Jean Caslin, director of the Houston Center for Photography, has no squeamish restrictions on the work she'll look at and lets me sit in on her sessions. She has already done ten reviews today but somehow still appears interested and engaged. I listen in as she talks to an Oklahoman who lives in Bangkok. The hopeful photographer shows Caslin a series of mediocre photos of interesting Thai cultural phenomena; we see pictures of women and children in brightly colored embroidered fabrics and a festival with incredible wax models of temples. Caslin advises her to talk to the Museum of Natural Science.

As the Bangkok woman is packing up her photos, another candidate immediately appears. This one is a young guy from Buenos Aires with a scruffy beard and fashionably tousled hair. He places a large kitschy-looking family photo album in front of us. Inside are color portraits of middle-class Argentine families and their maids, alongside photographs of the maids with their own families. It is a fascinating conceptual project.

The interviewees have their pitches down and succinctly present their work, flipping through their stacks of photographs. Some of the more anal-retentive wear white gloves. A man's voice comes over a loudspeaker and announces "Five minutes" in a heavy Texas accent.


Erie City Iron Works, a converted warehouse, is the site of this year's "Discoveries of the Meeting Place," an exhibition of photographers selected during the portfolio reviews at the last FotoFest. Sian Bonnell is one such artist. She uses food and kitchen equipment in quirky staged photographs. Bonnell turns a plastic colander into a glowing alien structure, grows dish brushes like shrubs in a marsh, and tiles the kitchen backsplash with slices of lunchmeat.

The show offers a wide range of works, including Bonnell's oddball photos, deadpan images of cheerleaders, evocative shots of elderly Eastern Europeans' apartments and Simon Norfolk's starkly spectacular shots of Iraq. His large-scale color images are simultaneously unsettlingly and incredibly beautiful. A small boy, a "looter," stands against a background of devastation. The bronze arm of a Saddam Hussein statue lies in the foreground, ready to be dragged off by the boy's family and sold for scrap. Another color-saturated image shows charred file-cabinet drawers from the archives of the Iraqi National Library. The paint has bubbled and peeled away to reveal metal heated to iridescence.

The "Discoveries of the Meeting Place" show has some of the best work in all of FotoFest, and you understand why, with all of these long days of culling wheat from chaff.

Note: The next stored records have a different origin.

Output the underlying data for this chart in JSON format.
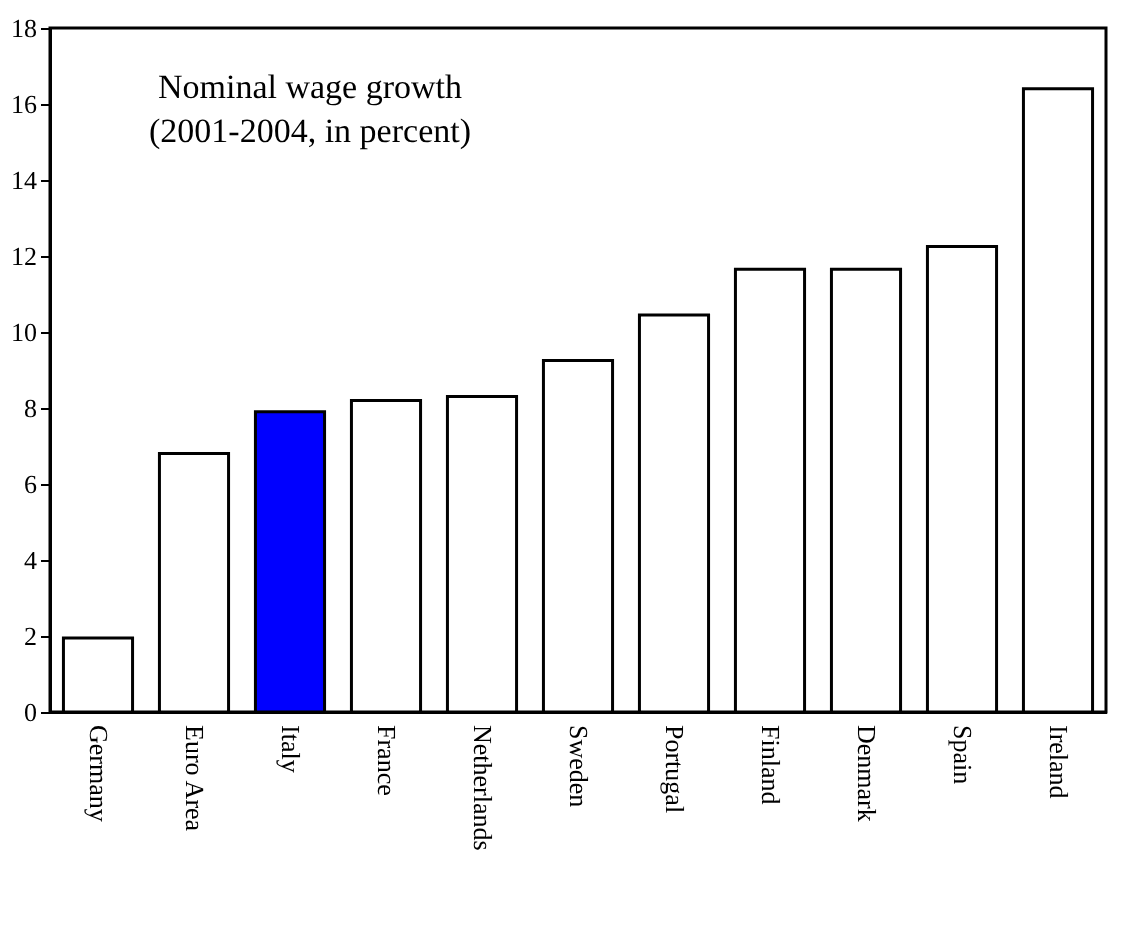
{
  "chart_data": {
    "type": "bar",
    "title": "Nominal wage growth\n(2001-2004, in percent)",
    "categories": [
      "Germany",
      "Euro Area",
      "Italy",
      "France",
      "Netherlands",
      "Sweden",
      "Portugal",
      "Finland",
      "Denmark",
      "Spain",
      "Ireland"
    ],
    "values": [
      1.95,
      6.8,
      7.9,
      8.2,
      8.3,
      9.25,
      10.45,
      11.65,
      11.65,
      12.25,
      16.4
    ],
    "colors": [
      "#ffffff",
      "#ffffff",
      "#0000ff",
      "#ffffff",
      "#ffffff",
      "#ffffff",
      "#ffffff",
      "#ffffff",
      "#ffffff",
      "#ffffff",
      "#ffffff"
    ],
    "ylim": [
      0,
      18
    ],
    "yticks": [
      0,
      2,
      4,
      6,
      8,
      10,
      12,
      14,
      16,
      18
    ],
    "grid": false
  }
}
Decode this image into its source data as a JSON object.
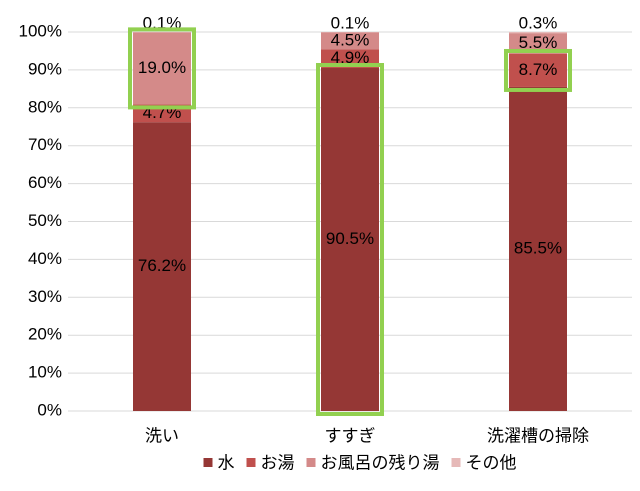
{
  "chart_data": {
    "type": "stacked-bar",
    "categories": [
      "洗い",
      "すすぎ",
      "洗濯槽の掃除"
    ],
    "series": [
      {
        "name": "水",
        "color": "#953735",
        "values": [
          76.2,
          90.5,
          85.5
        ],
        "value_labels": [
          "76.2%",
          "90.5%",
          "85.5%"
        ]
      },
      {
        "name": "お湯",
        "color": "#c0504d",
        "values": [
          4.7,
          4.9,
          8.7
        ],
        "value_labels": [
          "4.7%",
          "4.9%",
          "8.7%"
        ]
      },
      {
        "name": "お風呂の残り湯",
        "color": "#d48a89",
        "values": [
          19.0,
          4.5,
          5.5
        ],
        "value_labels": [
          "19.0%",
          "4.5%",
          "5.5%"
        ]
      },
      {
        "name": "その他",
        "color": "#e6b9b8",
        "values": [
          0.1,
          0.1,
          0.3
        ],
        "value_labels": [
          "0.1%",
          "0.1%",
          "0.3%"
        ]
      }
    ],
    "ylim": [
      0,
      100
    ],
    "yticks": [
      {
        "value": 0,
        "label": "0%"
      },
      {
        "value": 10,
        "label": "10%"
      },
      {
        "value": 20,
        "label": "20%"
      },
      {
        "value": 30,
        "label": "30%"
      },
      {
        "value": 40,
        "label": "40%"
      },
      {
        "value": 50,
        "label": "50%"
      },
      {
        "value": 60,
        "label": "60%"
      },
      {
        "value": 70,
        "label": "70%"
      },
      {
        "value": 80,
        "label": "80%"
      },
      {
        "value": 90,
        "label": "90%"
      },
      {
        "value": 100,
        "label": "100%"
      }
    ],
    "grid": true,
    "legend": "bottom"
  }
}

Clint Willour selected Bonnell for the "Discoveries" exhibition. He's the executive director and curator of the Galveston Art Center, chair of the Photo Accessions Committee of the MFAH and a force of nature in photographic circles. Willour is looking at the starkly romantic work of a woman who spent a year teaching in Kampala, Uganda. The images of savanna, trees and animals are elegant, moody and spare. Then Willour turns to a double-exposed image of two giraffes. "Okay, that's the first one I don't like. You had me, you got me, and now I think, 'She's playing with me.' " Willour explains his objections to the gimmicky image of the ghostly giraffes. He's got a sharp eye and an equally sharp wit that's softened by a well-meaning desire to help.

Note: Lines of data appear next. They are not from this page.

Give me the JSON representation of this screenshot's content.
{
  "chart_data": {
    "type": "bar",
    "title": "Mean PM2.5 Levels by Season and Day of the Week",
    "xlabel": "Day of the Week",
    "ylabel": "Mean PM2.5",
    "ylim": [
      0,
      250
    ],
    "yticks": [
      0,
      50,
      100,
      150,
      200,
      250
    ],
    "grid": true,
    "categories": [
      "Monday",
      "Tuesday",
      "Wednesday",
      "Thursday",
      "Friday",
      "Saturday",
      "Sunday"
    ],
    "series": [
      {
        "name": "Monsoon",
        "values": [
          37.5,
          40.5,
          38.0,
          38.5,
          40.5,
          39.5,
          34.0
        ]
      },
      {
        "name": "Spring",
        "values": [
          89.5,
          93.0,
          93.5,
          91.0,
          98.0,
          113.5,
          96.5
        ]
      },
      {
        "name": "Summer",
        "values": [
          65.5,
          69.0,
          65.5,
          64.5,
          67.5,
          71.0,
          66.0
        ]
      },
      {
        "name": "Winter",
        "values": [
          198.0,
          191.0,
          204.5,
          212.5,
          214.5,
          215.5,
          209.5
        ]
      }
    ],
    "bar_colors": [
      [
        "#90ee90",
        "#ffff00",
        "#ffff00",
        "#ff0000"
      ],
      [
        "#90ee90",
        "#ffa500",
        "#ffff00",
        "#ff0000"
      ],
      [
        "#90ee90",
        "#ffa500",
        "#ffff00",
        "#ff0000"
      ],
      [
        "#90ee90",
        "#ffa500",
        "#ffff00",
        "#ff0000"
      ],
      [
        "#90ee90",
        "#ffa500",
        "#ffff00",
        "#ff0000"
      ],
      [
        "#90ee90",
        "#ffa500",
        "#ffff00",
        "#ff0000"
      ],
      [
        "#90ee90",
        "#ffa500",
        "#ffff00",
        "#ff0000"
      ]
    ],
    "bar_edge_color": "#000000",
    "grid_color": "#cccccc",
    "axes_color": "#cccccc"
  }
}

Most of the artists have slick promotional materials -- CDs are all the rage -- but one kid taking aerial photographs of Alaska has handwritten his information on strips of notebook paper. Willour patiently explains to him the importance of having a printed card with an image to leave with people.

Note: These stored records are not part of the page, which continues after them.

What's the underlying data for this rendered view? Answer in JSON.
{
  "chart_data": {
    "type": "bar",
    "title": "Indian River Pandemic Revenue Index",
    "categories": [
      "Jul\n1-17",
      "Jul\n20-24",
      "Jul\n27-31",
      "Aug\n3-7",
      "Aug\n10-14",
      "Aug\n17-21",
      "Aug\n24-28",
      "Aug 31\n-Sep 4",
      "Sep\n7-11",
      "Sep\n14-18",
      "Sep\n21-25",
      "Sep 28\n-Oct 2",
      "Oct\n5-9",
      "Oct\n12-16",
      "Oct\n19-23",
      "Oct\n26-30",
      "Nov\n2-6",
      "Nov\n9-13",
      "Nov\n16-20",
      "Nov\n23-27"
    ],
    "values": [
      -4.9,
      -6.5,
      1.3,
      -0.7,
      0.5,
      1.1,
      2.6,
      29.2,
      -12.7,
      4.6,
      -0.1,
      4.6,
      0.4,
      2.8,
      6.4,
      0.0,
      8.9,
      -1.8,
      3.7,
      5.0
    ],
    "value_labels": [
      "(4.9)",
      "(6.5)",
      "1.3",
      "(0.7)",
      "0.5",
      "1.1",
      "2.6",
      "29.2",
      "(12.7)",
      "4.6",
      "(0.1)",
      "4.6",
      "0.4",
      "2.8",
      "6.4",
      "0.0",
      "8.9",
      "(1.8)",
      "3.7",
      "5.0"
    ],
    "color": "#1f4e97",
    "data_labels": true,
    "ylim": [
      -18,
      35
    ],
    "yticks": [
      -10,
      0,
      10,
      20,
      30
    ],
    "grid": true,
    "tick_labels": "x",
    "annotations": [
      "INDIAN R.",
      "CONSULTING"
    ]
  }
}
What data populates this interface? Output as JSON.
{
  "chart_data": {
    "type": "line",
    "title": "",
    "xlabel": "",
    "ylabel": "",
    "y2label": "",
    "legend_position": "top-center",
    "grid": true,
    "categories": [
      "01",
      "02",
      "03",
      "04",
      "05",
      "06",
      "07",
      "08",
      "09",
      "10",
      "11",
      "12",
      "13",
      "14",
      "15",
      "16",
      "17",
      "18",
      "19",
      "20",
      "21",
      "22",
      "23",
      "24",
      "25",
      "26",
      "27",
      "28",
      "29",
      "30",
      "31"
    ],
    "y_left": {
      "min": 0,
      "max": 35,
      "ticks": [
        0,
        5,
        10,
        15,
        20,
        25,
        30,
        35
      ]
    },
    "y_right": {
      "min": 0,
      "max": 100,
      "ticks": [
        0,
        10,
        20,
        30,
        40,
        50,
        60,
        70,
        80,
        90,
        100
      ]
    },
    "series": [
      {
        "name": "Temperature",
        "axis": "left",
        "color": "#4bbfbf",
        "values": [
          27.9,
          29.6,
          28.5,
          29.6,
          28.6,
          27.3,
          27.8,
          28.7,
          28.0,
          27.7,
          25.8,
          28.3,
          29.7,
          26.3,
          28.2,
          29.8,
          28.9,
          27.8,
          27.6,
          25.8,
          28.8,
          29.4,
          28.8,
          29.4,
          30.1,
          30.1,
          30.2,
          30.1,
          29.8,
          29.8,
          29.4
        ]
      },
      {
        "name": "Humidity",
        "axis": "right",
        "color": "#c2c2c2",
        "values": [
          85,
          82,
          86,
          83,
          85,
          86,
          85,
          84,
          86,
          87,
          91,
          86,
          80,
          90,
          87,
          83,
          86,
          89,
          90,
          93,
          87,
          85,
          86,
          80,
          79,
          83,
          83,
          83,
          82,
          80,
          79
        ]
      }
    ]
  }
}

Next I join John Bennette, a New York collector with a wealth of perceptive career advice for the artists. If the work is good enough, he recommends galleries and tells artists they can use his name as a reference. A woman with a series of incredible photographs of naked, age-spotted elderly couples in discreet sexual embraces is recommended to nonprofit spaces. "You need people who don't need to make money," Bennette quips.